Contemplou-o um instante, notando seu abatimento e

murmurou:

— Não fique triste, Tabunkah. Sua filha evitou uma

guerra entre os cara-pálidas e os shoshones.

— Cain também — balbuciou o velho.

— Sim. Ele também. Não sei como, mas é a verdade.

Cain Lukas não era um homem bom. Era desses que os

brancos desejam pendurar numa corda. Conheci-o bem,

Tabunkah. Ele era mau. Mas amava Tainara. E os dois

evitaram uma nova guerra. Não fique triste. Cain Lukas

nunca fez nada de bom.

— Não estou triste — disse o chefe da tribo.

O oficial da cavalaria parou um instante e voltou-se na

sela. Gordon Foster imitou-o. O resplendor de uma fogueira

elevava-se contra o céu avermelhado do entardecer.

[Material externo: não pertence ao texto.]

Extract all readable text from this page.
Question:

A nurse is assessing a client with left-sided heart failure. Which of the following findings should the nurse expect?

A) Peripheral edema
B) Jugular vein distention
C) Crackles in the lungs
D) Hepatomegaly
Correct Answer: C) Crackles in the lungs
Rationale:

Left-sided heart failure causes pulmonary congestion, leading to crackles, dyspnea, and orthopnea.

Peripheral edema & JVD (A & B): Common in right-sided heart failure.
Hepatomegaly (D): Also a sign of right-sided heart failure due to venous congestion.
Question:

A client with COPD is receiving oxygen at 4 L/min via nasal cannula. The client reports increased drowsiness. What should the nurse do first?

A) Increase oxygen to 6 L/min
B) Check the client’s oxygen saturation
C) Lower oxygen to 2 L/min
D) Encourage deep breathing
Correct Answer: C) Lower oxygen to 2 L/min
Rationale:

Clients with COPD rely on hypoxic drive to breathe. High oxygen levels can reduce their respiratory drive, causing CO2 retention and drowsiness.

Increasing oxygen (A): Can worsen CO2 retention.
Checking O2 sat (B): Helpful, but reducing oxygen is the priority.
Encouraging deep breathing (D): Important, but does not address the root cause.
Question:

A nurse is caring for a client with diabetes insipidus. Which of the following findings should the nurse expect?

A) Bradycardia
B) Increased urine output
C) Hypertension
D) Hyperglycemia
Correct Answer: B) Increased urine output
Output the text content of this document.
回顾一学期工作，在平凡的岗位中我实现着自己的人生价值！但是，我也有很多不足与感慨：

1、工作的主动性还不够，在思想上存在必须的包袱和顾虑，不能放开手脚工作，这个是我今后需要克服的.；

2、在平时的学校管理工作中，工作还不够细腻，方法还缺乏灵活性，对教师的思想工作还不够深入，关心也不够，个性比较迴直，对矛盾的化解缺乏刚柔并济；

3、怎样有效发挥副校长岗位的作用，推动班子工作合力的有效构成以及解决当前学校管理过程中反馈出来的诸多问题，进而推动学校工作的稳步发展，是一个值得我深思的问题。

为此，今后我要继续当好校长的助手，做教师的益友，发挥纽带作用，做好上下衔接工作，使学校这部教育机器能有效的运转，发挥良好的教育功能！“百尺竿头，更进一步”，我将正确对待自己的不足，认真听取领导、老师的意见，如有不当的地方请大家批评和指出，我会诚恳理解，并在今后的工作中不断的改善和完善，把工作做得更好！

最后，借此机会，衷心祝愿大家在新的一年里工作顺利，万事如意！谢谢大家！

— Cain Lukas está sendo cremado — balbuciou o

tenente. — Não acha isso terrível, senhor Foster?

— Por quê? Existem brancos, em lugares civilizados,

que também querem ser cremados.

— Não sabemos se esse tal Cain Lukas gostaria de

acabar assim.

— Não. Não sabemos. Mas isso não é conosco, tenente.

Viemos para assinar um tratado de paz e conceder uma

reserva aos índios. Cumprimos nossa missão sem

dificuldades. Isso é o que importa, porque representa

centenas, milhares de vidas poupadas. Tenho certeza de que

esta reserva será uma das melhores e mais tranqüilas.

— Disseram-me que Tainara era uma índia jovem e

muito bonita — prosseguiu o tenente. — E que o tal Cain

era um sujeito estranho. Repulsivo e simpático ao mesmo

tempo. Calmo e agressivo. Um camarada feito de

contrastes.

— Isso não conta mais, tenente. Os dois estão mortos.

Amavam-se e viveram felizes durante certo tempo. Seus

espíritos devem estar unidos, neste momento, em algum

lugar. Os índios acreditam num mundo para onde os

espíritos dos mortos são transportados. Chama-se Manitu.

Reiniciaram a cavalgada, deixando para trás o clarão das

piras funerárias de Tainara e de seu esposo branco, Cain

Lukas.

Do alto de uma encosta, um cavalheiro solitário com o

braço numa tipóia equilibrava-se precariamente sobre sua

montaria. Um sorriso amargava suas feições curtidas pelo

sol incremente do oeste. Não era de bom agouro assistir ao

próprio funeral. Então puxou o cabresto do cavalo e partiu a

trote lento, rumo às últimas luzes do ocaso.